I just take the liturgical readings as they come. Yes, the lines immediately before the passage I’m quoting condemn “sexual immorality.” They do not, however, say anything that should lead us to put gender identity among the “unfruitful works of darkness.” And when trans people come out to the world, by definition they have given up secrecy. So, yes, I see the call to “walk as children of light” as, among many other things, an invitation to those who feel the gender norms of this culture do not speak to their condition, an invitation to look for an Inward Light that might help them awaken and realize themselves more fully than the gods of this world can.

I found this article thought provoking and I appreciate the opportunity to read it, mull it over and respond here. As a psychotherapist, I work with a wide range of people. Over the years, that has included several transgender youth and adults. I have been impressed with their struggles to simply “be” in a culture that does a lot to stop them from being “who they are” or even to explore what that might be. I believe that Fox’s admonition to “seek that of God in all people” is central to our understanding of the faith. To me that means we do not tell the “other” what God expects of them, rather we listen to them for what God is telling us. Over the years, I’ve picked up little bits of knowledge that have been helpful in this regard. One is just a hard fact; when the brain waves of a trans person are inspected, they exhibit the patterns of the gender they identify with, even if their physical bodies do not. To me this says it all. These are people of one gender in the body of the other gender. That conflict can be a source of frustration or for one of my clients anyway, a source of grace. She said “It means I have an understanding of both genders that others do not.”
So we can see transgender folks as a blessing with a lot to offer about humanity, or we can see them as a problem. For me the Quaker way is the first option.
Our culture is clearly way too much about conforming to categories and not enough about embracing differences and seeing them as a way for us to gain greater understand our world, our lives and the breadth of life that God has given us. In other words, trans people are not to simply be tolerated or accepted, but to be welcomed as a source of insight and grace.
Thank you for this wonderful allyship, Ron. As a member of the trans rights working group for Sierra Cascades Yearly Meeting of Friends, I wholeheartedly agree and hope that my Quaker friends will continue to give full acceptance to and defend the rights of trans people.
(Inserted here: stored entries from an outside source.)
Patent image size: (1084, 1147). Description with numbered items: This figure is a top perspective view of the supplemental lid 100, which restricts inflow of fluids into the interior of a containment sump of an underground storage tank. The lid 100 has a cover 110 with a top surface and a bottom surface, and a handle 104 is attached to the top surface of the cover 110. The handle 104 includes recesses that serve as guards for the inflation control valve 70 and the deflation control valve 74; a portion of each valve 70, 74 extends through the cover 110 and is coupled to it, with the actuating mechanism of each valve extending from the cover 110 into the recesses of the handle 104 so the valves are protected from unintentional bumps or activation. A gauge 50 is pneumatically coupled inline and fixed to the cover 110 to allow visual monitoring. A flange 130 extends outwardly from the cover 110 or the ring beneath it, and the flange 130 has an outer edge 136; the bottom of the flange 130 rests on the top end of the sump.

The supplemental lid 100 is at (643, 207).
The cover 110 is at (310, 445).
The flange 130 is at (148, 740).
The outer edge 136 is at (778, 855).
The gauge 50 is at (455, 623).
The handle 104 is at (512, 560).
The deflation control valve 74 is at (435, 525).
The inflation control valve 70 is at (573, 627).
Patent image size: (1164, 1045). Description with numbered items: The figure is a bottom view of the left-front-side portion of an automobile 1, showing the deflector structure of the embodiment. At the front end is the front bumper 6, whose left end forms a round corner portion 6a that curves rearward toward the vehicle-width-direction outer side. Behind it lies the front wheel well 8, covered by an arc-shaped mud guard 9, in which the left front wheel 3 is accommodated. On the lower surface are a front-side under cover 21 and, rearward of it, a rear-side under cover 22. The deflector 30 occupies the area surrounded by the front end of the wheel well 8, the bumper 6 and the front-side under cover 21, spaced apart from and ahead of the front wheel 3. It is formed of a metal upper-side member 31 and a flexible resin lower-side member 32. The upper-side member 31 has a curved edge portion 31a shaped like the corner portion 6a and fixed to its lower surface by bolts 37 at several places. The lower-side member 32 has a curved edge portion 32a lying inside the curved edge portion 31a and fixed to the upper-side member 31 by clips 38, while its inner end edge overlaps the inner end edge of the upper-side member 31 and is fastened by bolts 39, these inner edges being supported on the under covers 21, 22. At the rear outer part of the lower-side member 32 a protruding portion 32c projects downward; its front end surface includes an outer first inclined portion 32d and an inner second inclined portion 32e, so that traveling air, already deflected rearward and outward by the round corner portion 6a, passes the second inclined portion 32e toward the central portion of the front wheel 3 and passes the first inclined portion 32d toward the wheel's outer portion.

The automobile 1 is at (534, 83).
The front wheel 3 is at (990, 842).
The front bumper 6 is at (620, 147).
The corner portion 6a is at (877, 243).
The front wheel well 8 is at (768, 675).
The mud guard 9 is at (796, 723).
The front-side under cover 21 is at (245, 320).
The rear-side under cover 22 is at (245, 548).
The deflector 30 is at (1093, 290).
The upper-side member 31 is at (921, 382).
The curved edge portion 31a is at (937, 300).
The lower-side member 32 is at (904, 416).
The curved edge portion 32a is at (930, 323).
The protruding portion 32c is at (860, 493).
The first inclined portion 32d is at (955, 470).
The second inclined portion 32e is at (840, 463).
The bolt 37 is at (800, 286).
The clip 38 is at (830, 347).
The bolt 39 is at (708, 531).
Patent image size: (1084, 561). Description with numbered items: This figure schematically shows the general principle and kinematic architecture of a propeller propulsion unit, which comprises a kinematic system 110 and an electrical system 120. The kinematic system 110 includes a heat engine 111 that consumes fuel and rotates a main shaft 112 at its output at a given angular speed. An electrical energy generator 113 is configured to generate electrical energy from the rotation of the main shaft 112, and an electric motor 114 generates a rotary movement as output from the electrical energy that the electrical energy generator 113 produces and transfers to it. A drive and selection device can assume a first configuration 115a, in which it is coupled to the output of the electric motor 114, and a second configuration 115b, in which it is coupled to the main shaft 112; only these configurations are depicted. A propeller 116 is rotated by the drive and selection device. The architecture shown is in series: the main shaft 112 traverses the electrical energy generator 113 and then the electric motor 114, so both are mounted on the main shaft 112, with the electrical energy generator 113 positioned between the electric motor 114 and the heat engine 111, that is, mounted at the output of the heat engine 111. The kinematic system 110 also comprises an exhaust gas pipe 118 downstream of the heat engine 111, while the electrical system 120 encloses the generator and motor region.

The slow stripping away of their rights is very painful to watch, but Quakers know how to resist injustice. ❤️
I found this article deeply resonant. As a trans person myself, my spirituality was a guiding principle in my journey to come out and show up in the world as my true self.
Trans people are not a new phenomenon by the way – all thats new is the medical treatment we now have access to. The Talmud and other ancient sources discuss diversity of gender identity noting at least 7 variations; in Indian cultures, Hijras have existed for centuries: Native American cultures have long recognized two-spirited individuals, and so on. We have existed for millennia. We are nothing new in nature.
Personally, I think we just represent a variety of invisible intersex conditions affecting how our brains develop (as the other commenter noted), but the science is still nascent. Im not sure it matters either. From a spiritual lens, I can simply say that this is how I was created. Living true to who I am has enabled me to connect more deeply with spirit and with humanity, to embrace my other callings in life, and to be a more complete expression of the divine spark within. I tried for decades to hide who I was from the world – it didn’t work, and only led to a muting of the still small voice within.
I cannot understand the cruelty with which others sometimes treat transgender people, much less their attempts to cloak that cruelty in some kind of religious faith – but I try to see the light in them too and recognize that perhaps they too are hurting or fearful. I hope that in the years to come we can all find more compassion for one another.